Pour les autres, il précise que son travail consiste à décortiquer chacun des plans du paysage. Il leur attribue aussi des couleurs contrastantes, loin des référents habituels.

De la photo à la peinture

Étudiant à la maîtrise en arts visuels à l’Université Laval, Étienne Rousseau a commencé son parcours artistique au Cégep, mais en photo.

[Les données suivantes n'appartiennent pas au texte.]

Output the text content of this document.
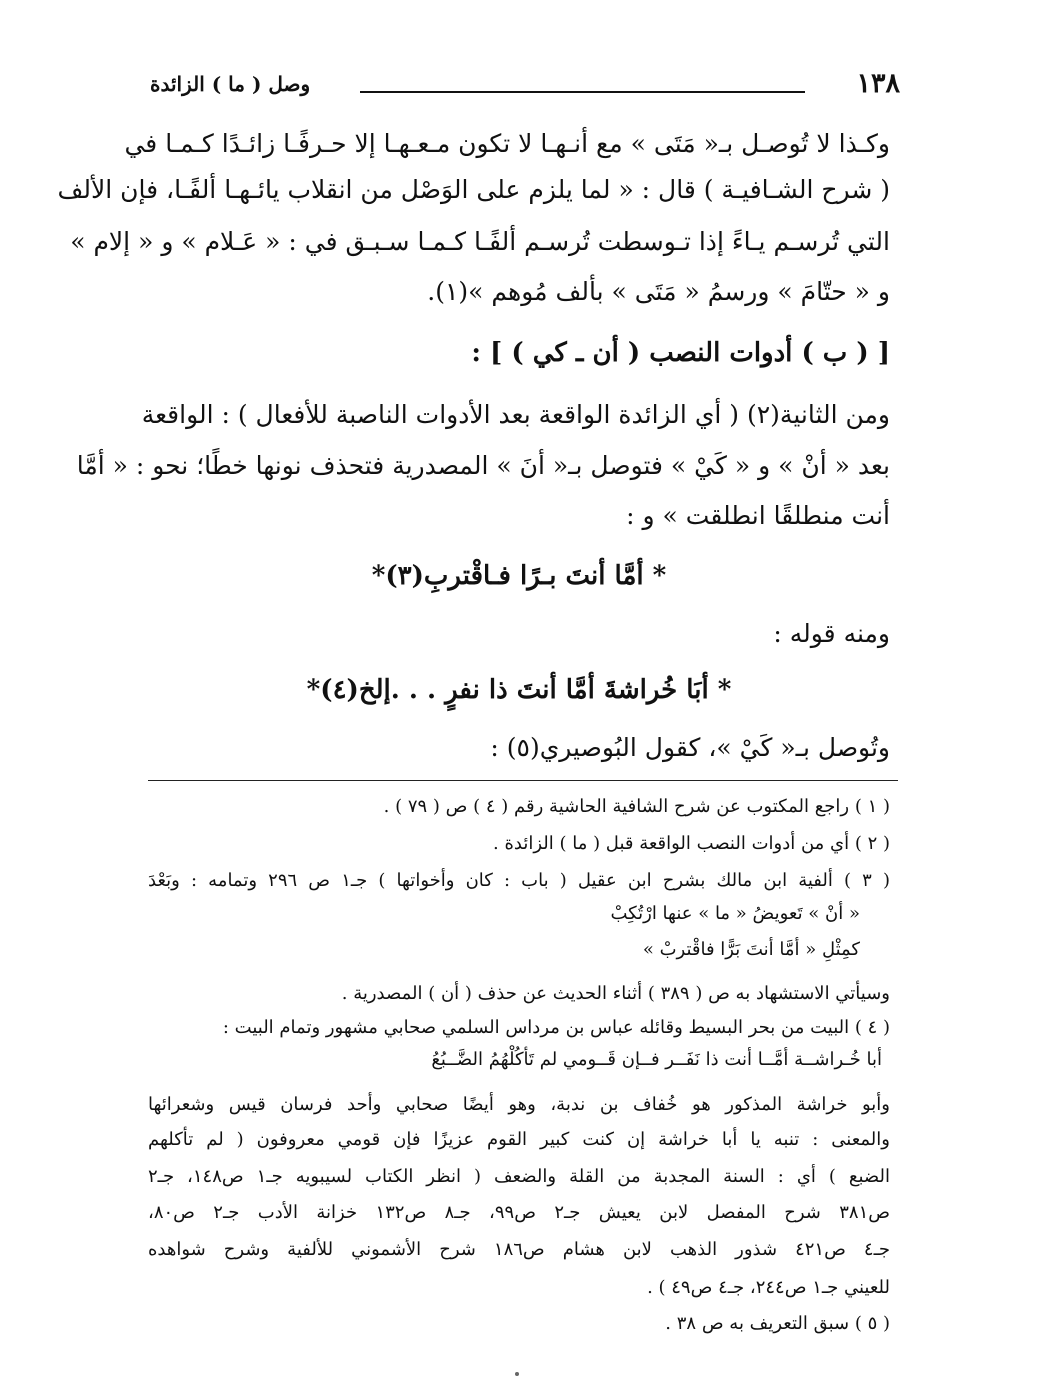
١٣٨
وصل ( ما ) الزائدة
وكـذا لا تُوصـل بـ« مَتَى » مع أنـهـا لا تكون مـعـهـا إلا حـرفًـا زائـدًا كـمـا في
( شرح الشـافيـة ) قال : « لما يلزم على الوَصْل من انقلاب يائـهـا ألفًـا، فإن الألف
التي تُرسـم يـاءً إذا تـوسطت تُرسـم ألفًـا كـمـا سـبـق في : « عَـلام » و « إلام »
و « حتّامَ » ورسمُ « مَتَى » بألف مُوهم »(١).
[ ( ب ) أدوات النصب ( أن ـ كي ) ] :
ومن الثانية(٢) ( أي الزائدة الواقعة بعد الأدوات الناصبة للأفعال ) : الواقعة
بعد « أنْ » و « كَيْ » فتوصل بـ« أنَ » المصدرية فتحذف نونها خطًا؛ نحو : « أمَّا
أنت منطلقًا انطلقت » و :
* أمَّا أنتَ بـرًا فـاقْتربِ(٣)*
ومنه قوله :
* أبَا خُراشةَ أمَّا أنتَ ذا نفرٍ . . .إلخ(٤)*
وتُوصل بـ« كَيْ »، كقول البُوصيري(٥) :
( ١ ) راجع المكتوب عن شرح الشافية الحاشية رقم ( ٤ ) ص ( ٧٩ ) .
( ٢ ) أي من أدوات النصب الواقعة قبل ( ما ) الزائدة .
( ٣ ) ألفية ابن مالك بشرح ابن عقيل ( باب : كان وأخواتها ) جـ١ ص ٢٩٦ وتمامه : وبَعْدَ
« أنْ » تَعويضُ « ما » عنها ارْتُكِبْ
كمِثْلِ « أمَّا أنتَ بَرًّا فاقْتربْ »
وسيأتي الاستشهاد به ص ( ٣٨٩ ) أثناء الحديث عن حذف ( أن ) المصدرية .
( ٤ ) البيت من بحر البسيط وقائله عباس بن مرداس السلمي صحابي مشهور وتمام البيت :
أبا خُـراشــة أمَّــا أنت ذا نَفَــر فــإن قَــومي لم تَأكُلْهُمُ الضَّــبُعُ
وأبو خراشة المذكور هو خُفاف بن ندبة، وهو أيضًا صحابي وأحد فرسان قيس وشعرائها
والمعنى : تنبه يا أبا خراشة إن كنت كبير القوم عزيزًا فإن قومي معروفون ( لم تأكلهم
الضبع ) أي : السنة المجدبة من القلة والضعف ( انظر الكتاب لسيبويه جـ١ ص١٤٨، جـ٢
ص٣٨١ شرح المفصل لابن يعيش جـ٢ ص٩٩، جـ٨ ص١٣٢ خزانة الأدب جـ٢ ص٨٠،
جـ٤ ص٤٢١ شذور الذهب لابن هشام ص١٨٦ شرح الأشموني للألفية وشرح شواهده
للعيني جـ١ ص٢٤٤، جـ٤ ص٤٩ ) .
( ٥ ) سبق التعريف به ص ٣٨ .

«Je me suis tourné vers la peinture parce que j’ai toujours aimé la bi-dimensionnalité. Un moment donné, la photo, ça devient tellement technique qu’on perd l’aspect du plaisir. En création, il faut aimer ce qu’on fait. Il y avait une certaine rigidité en photo. C’est pour ça que je suis allé vers la peinture», a-t-il expliqué en présentant la première toile de sa collection, celle à l’origine de la transition. Cette dernière ne passe pas inaperçue et ressort du lot, autant par sa clarté que sa douceur.

Une première

Habitué des exhibitions collectives, Étienne Rousseau voit en Démarrage les premiers pas de sa carrière solo. «Je voulais, pour mon premier vernissage, pour ma première exposition, revenir dans ma ville natale. Je pense que j’étais rendu là», a-t-il expliqué, fier de pouvoir mettre de l’avant le fruit de plusieurs années de travail.

D’ailleurs, il confie avoir beaucoup appris sur la préparation et la gestion d’une exposition pendant le processus.